Guerre et philanthropie. Voici bien deux mots si opposés dans notre esprit et pourtant...

[TRIBUNE] Guerre et philanthropie. Crédit photo : nzpn, iStock.
[TRIBUNE] Guerre et philanthropie. Crédit photo : nzpn, iStock.

C’est un choc immense que de revivre pour les générations adultes ou séniors les sombres heures de l’Europe qui paraissaient rangées au rang des mauvais souvenirs et que nos jeunes ne connaissent plus qu’en livres ou en film. Un dictateur solitaire décide d’envahir son voisin pour supprimer tout ce qui en a fait un pays avec son histoire, sa culture, de l’anéantir sous les bombes, les tirs d’obus les plus divers dont semble-t-il certains à sous-munitions.  Cette méthode barbare n’est pas nouvelle pour ceux, comme les ONG ou les journalistes, qui ont eu à travailler sur les terrains d’interventions d’autres régions du globe. Le droit humanitaire est bafoué avec un cynisme qui passe par la création de faux couloirs humanitaires qui seront bombardés ou minés. En Tchétchénie, en Syrie, des villes entières furent ainsi rasées par l’armée russe, les populations civiles prises pour cibles ; les centres de santé, les écoles bombardés. Cette inhumanité choque le monde entier. Mais comment s’opposer à un projet si fou sinon entrer en guerre et déclencher un conflit majeur ? Personne ne le souhaite. Certes, l’armée ukrainienne tente de résister face à un rouleau compresseur qui avance inexorablement en écrasant tout sur son passage. On peut souhaiter, malheureusement sans trop d’espoir, que les sanctions feront réfléchir le président Poutine et que le coût de cette guerre deviendra trop lourd. 

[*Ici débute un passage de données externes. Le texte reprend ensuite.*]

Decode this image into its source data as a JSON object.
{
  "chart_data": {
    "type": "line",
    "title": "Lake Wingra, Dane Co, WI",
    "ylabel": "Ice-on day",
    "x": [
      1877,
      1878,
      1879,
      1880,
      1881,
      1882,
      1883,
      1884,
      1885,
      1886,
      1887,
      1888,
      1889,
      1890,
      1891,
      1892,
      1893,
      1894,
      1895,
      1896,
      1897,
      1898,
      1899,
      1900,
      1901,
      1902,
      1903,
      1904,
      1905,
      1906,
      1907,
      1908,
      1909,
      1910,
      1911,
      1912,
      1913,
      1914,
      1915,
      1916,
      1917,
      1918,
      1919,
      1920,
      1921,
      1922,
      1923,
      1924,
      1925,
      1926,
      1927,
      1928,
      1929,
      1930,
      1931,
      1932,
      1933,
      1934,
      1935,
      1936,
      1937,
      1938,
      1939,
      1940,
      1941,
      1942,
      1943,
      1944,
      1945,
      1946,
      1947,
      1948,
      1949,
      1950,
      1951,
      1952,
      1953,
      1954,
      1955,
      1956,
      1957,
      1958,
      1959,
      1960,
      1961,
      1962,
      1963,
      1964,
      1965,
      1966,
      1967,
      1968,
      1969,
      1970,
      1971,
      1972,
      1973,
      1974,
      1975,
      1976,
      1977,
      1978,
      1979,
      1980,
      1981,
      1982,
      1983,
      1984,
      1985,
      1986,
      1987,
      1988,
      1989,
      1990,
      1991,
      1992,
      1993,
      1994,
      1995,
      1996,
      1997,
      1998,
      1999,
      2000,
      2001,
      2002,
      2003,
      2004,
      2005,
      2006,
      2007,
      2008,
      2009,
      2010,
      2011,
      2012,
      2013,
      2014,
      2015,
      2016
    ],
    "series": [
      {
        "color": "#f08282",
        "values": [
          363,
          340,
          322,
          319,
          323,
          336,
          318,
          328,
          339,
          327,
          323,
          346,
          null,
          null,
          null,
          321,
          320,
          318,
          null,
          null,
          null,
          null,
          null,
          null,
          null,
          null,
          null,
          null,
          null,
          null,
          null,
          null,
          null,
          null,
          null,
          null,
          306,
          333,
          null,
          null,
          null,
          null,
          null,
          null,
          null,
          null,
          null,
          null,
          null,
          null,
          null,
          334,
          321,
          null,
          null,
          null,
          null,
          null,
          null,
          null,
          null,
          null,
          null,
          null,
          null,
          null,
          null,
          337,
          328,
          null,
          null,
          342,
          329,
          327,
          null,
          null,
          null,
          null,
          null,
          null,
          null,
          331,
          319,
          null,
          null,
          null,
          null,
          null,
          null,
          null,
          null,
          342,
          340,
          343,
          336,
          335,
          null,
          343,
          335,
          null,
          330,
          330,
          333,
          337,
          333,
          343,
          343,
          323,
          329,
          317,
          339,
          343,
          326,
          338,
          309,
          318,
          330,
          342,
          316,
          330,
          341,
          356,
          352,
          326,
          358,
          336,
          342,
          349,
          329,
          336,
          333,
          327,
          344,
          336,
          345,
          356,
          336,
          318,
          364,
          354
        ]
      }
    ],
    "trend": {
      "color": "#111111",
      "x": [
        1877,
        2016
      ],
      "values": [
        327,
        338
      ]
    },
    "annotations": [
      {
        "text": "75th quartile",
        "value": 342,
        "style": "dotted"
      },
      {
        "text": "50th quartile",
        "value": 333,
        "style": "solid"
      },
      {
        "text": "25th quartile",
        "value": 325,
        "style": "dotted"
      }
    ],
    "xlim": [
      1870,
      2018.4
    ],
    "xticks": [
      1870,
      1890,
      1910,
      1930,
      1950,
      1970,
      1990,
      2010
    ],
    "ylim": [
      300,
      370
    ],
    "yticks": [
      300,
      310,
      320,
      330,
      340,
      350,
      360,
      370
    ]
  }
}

Honorer la résistance Ukrainienne et la soutenir n’empêcheront pas les souffrances abominables d’un peuple, les milliers de morts et de blessés, l’exil de dizaine de millions d’hommes et surtout de femmes avec leurs enfants, et in fine l’occupation de ce pays qui sera rasé. Déjà, des régions frontalières comme la Crimée, l’Ossétie, le Donbass ont déjà été occupées ; le rêve de la grande Russie du temps de l’URSS amènera-t-il à d‘autres interventions en Moldavie en Géorgie ? Qui s’y opposera ?

En attendant il faut faire face aux effets de la guerre et la philanthropie y a son rôle.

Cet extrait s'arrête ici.